Morgan Stanley secures Samsung Life mandate

Bank will lead manage first Korean cross-border MBS; Lehman and Samsung Securities will be co-arrangers.

Korea's biggest insurance company, Samsung Life Insurance, which also has significant real estate and research and development businesses, has selected Morgan Stanley to lead manage its and the country's first cross-border residential mortgage backed securitization (RMBS) later this year.

Lehman Brothers and Samsung Securities have been brought in as co-arrangers on the transaction, which will securitize at least $500 million of mortgage loans from Samsung's own portfolio.

The exact size of Samsung's mortgage business is difficult to ascertain because the company does not include a breakdown of different loan types in its annual reports. However, its overall loan business had grown to $13.25 billion by the end of 2000, around $9 billion of which is accounted for by individual borrowers, and it can reasonably be assumed that a good percentage of this is residential mortgages.

In any event, Asian ABS professionals will eagerly await the transaction, as it offers further evidence of sophistication in the Korean cross-border market. Consumer asset classes such as auto loans have dominated issuance in the past year or so, and Samsung's deal will bring some welcome diversity.

Although legislation for domestic MBS issuance has existed since January 1999, the market has been slow to develop and deals have almost exclusively been launched through the Korea Mortgage Corp. (KoMoCo).

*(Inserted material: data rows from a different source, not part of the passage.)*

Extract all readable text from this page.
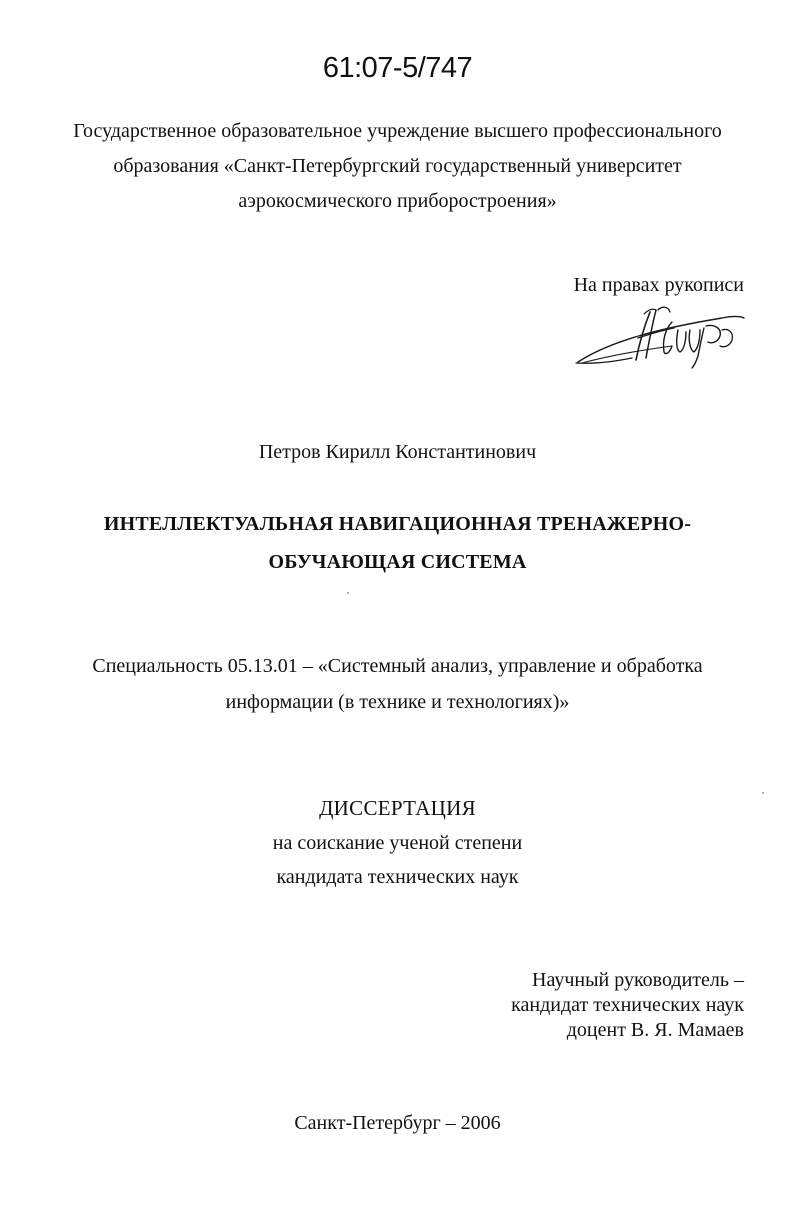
61:07-5/747
Государственное образовательное учреждение высшего профессионального
образования «Санкт-Петербургский государственный университет
аэрокосмического приборостроения»
На правах рукописи
Петров Кирилл Константинович
ИНТЕЛЛЕКТУАЛЬНАЯ НАВИГАЦИОННАЯ ТРЕНАЖЕРНО-
ОБУЧАЮЩАЯ СИСТЕМА
Специальность 05.13.01 – «Системный анализ, управление и обработка
информации (в технике и технологиях)»
ДИССЕРТАЦИЯ
на соискание ученой степени
кандидата технических наук
Научный руководитель –
кандидат технических наук
доцент В. Я. Мамаев
Санкт-Петербург – 2006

KoMoCo was established in September 1999 to provide long-term housing finance, and has used securitization to transfer mortgage loans from financial institutions into mortgage-backed bonds.

Samsung Life became involved in this process in January, when KoMoCo issued W18 billion ($15.3 million) of bonds backed by mortgages originated by Samsung. Rated triple-A by local credit rating agencies, the transaction was split into three tranches of one, three and six year maturities.

The one-year bonds carry a 5.65% nominal coupon, the three-year tranche 6.78% and the six year piece offers 7.5%.

Meanwhile, Morgan Stanley has also participated in the Korean real estate securitization market in the past year, issuing W174.94 billion of bonds through the Resurgence Korea One special purpose vehicle last October.

That deal was backed by a portfolio of non-performing mortgage loans and properties acquired by Morgan Stanley Real Estate Fund from the Korea Asset Management Company, and marked the first time such assets had been securitized in Korea.

The issue was split into three tranches, each of which has a legal maturity of four years. The W131.21 billion senior tranche, rated triple-A by local agencies, carries a fixed annual coupon of 5.57%. There is no four-year benchmark to price against, but the bonds offer a pick up of 76bp over three year treasuries and 17bp below the five year market-to-market base yield.